Ms. Cosco said reports from the scene indicate the drilling may have gotten into the Alexander Mine, where it hit a pocket of methane gas. She said the Alexander Mine is inactive and owned by Pittsburgh-based Consol Energy.

Kristi Gittins, spokeswoman for Chief Oil & Gas, said drilling through pockets of methane does occur but the company never before had an explosion or unexpected fire occur at any of its 75 wells. What sparked the blast remains a mystery. Smoking is prohibited at drilling sites, and she said the company knew about the mine, had met requirements in investigating the site and in filing plans with the West Virginia DEP on the drill path into the Marcellus shale formation.

One well already had been drilled at that pad. The explosion occurred early in the drilling operation for a second well.

"We did know we were drilling in an abandoned coal mine," Ms. Gittins said. "We had the maps. But when you are drilling, you can encounter pockets of gas. But what happened? We don't know."

Union Drilling has a history of 29 workplace safety violations at drilling sites in Pennsylvania, West Virginia, Arizona, Colorado and New York since July 2005, for which it paid more than $226,000 in penalties, according to the federal Department of Labor Occupational Safety and Health Administration's online inspections database.

The well was permitted to AB Resources of Brecksville, Ohio, the operator, but owned by Dallas-based Chief Oil & Gas, which since 2007 has drilled approximately 15 other Marcellus shale gas wells in West Virginia and about 60 in Pennsylvania. A subsidiary, Chief Gathering LLC, also operates natural gas pipelines in Bradford, Clearfield, Fayette, Lycoming and Susquehanna counties in Pennsylvania.

Ms.
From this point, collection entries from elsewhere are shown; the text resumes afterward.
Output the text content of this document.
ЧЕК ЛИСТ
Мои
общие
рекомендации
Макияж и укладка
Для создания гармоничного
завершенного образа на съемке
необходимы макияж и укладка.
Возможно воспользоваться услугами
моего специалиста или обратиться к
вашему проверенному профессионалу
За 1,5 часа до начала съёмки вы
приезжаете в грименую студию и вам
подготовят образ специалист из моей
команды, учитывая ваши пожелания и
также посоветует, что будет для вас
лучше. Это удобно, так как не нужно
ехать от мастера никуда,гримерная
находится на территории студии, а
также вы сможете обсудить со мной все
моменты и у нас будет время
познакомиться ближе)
Gittins said drilling had progressed to about 1,000 feet deep when the explosion occurred.

"Nothing we did was unusual or unexpected. What caused the fire has yet to be determined, but you can hit pockets of gas, that's not uncommon," Ms. Gittins said. "We had it contained fairly quickly, the area was secured, there was no evacuation and the damage was limited to the [well] pad site."

She said Chief has used Union Drilling for seven to 10 years, "and this is the first incident we've had."

The well continues "flaring," or burning, gas "which is what you want to happen," she added.

During a late afternoon news conference Monday, officials said that Wild Well Control officials from Houston arrived at the scene about 1 a.m. with expectations of extinguishing the blaze within days.

Ms. Gittins acknowledged that Chief Oil & Gas had not contacted firefighters or emergency officials in West Virginia prior to drilling but now plans to meet with officials. She said the company had met with emergency officials in Pennsylvania prior to drilling there.

Despite a lack of training in gas-well fires, volunteer firefighters were able to prevent the blaze from spreading off the pad. Late Monday, crews were busy removing equipment from the site, with additional plans to drain holding ponds on the property.

The West Virginia explosion is the second major accident at a Marcellus shale drilling operation in four days. On Friday, natural gas and drilling fluids containing toxic pollutants escaped in a "blowout" from a Marcellus shale well operated by EOG Resources in Clearfield County on private property adjacent to the Moshannon State Forest.